Warszawa rozważa nowy podatek na puste mieszkania – czy podąży śladami Katowic?

Debata dotycząca podatków od niesprzedanych mieszkań w Warszawie nabiera tempa, a temat wywołuje żywe zainteresowanie zarówno wśród miejskich radnych, jak i deweloperów. Próby znalezienia skutecznych sposobów na ograniczenie liczby pustostanów mogą wkrótce przełożyć się na konkretne zmiany w polityce podatkowej stolicy.

Nowe podejście do pustych mieszkań – przykład Katowic

Katowice wyznaczyły niedawno nowy kierunek, podnosząc stawkę podatku dla właścicieli pustych lokali do 34 zł za metr kwadratowy rocznie. Dotychczas właściciele płacili zaledwie 1,19 zł, co w praktyce nie zniechęcało do przetrzymywania mieszkań bez najemców czy kupców. Decyzja ta zapadła w następstwie wyroku Naczelnego Sądu Administracyjnego z października 2024 roku, który jednoznacznie określił, że preferencyjne stawki podatkowe mają przysługiwać jedynie lokalom faktycznie wykorzystywanym na cele mieszkaniowe.

Jakie argumenty pojawiają się w Warszawie?

Pomysł podniesienia podatku od niesprzedanych lokali w Warszawie znajduje poparcie wśród części radnych oraz urzędników ratusza. Z ich perspektywy wyższy podatek może być skutecznym narzędziem ograniczającym zjawisko przetrzymywania pustych mieszkań przez deweloperów. Według zwolenników zmian, taka decyzja mogłaby wpłynąć na zwiększenie dostępności mieszkań dla mieszkańców stolicy oraz ograniczyć spekulacje na rynku nieruchomości.

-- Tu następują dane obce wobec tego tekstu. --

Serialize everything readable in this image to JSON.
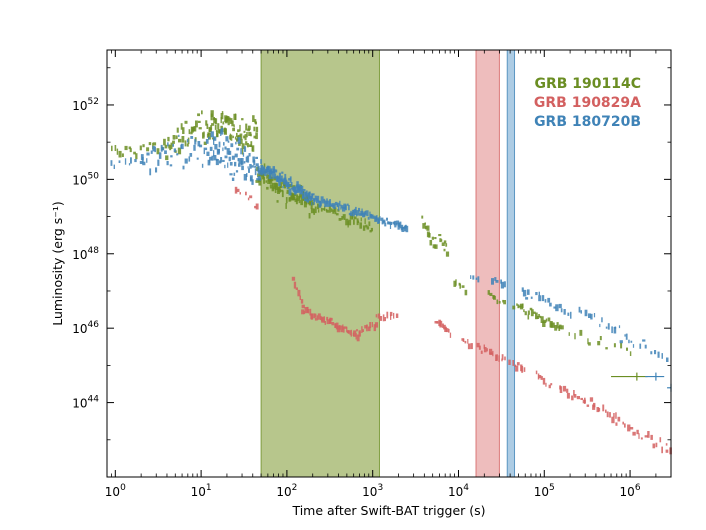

Nie wszyscy są zgodni – obawy przeciwników nowej polityki

Nie brakuje jednak głosów sceptycznych. Część radnych oraz część środowiska deweloperskiego wskazuje, że wyższe podatki mogą zniechęcić inwestorów do realizowania nowych inwestycji. Przeciwnicy wskazują także, że nagła zmiana przepisów może zahamować rozwój rynku mieszkaniowego i spowodować, że ceny mieszkań wcale nie spadną, a wręcz przeciwnie – wzrosną ze względu na ograniczenie podaży.

Możliwe scenariusze dla warszawskiego rynku nieruchomości

Choć decyzja o zmianie wysokości podatków jeszcze nie zapadła, temat wzbudza wiele emocji i staje się jednym z najważniejszych zagadnień w lokalnej debacie publicznej. Jeżeli Warszawa pójdzie śladem Katowic, deweloperzy będą musieli liczyć się z znacznym wzrostem kosztów utrzymania niesprzedanych lokali. Z kolei mieszkańcy mogą zyskać większą dostępność mieszkań, choć skutki tego ruchu będą w dużej mierze zależne od reakcji rynku i inwestorów.

Ostateczna decyzja należy do warszawskich władz, które stoją przed trudnym wyborem: czy postawić na rozwiązania mające zwiększyć podaż mieszkań, czy też zachować ostrożność, by nie zahamować inwestycji i rozwoju stolicy. Polityka mieszkaniowa oraz kwestie podatkowe pozostają kluczowymi tematami najbliższych miesięcy w Warszawie.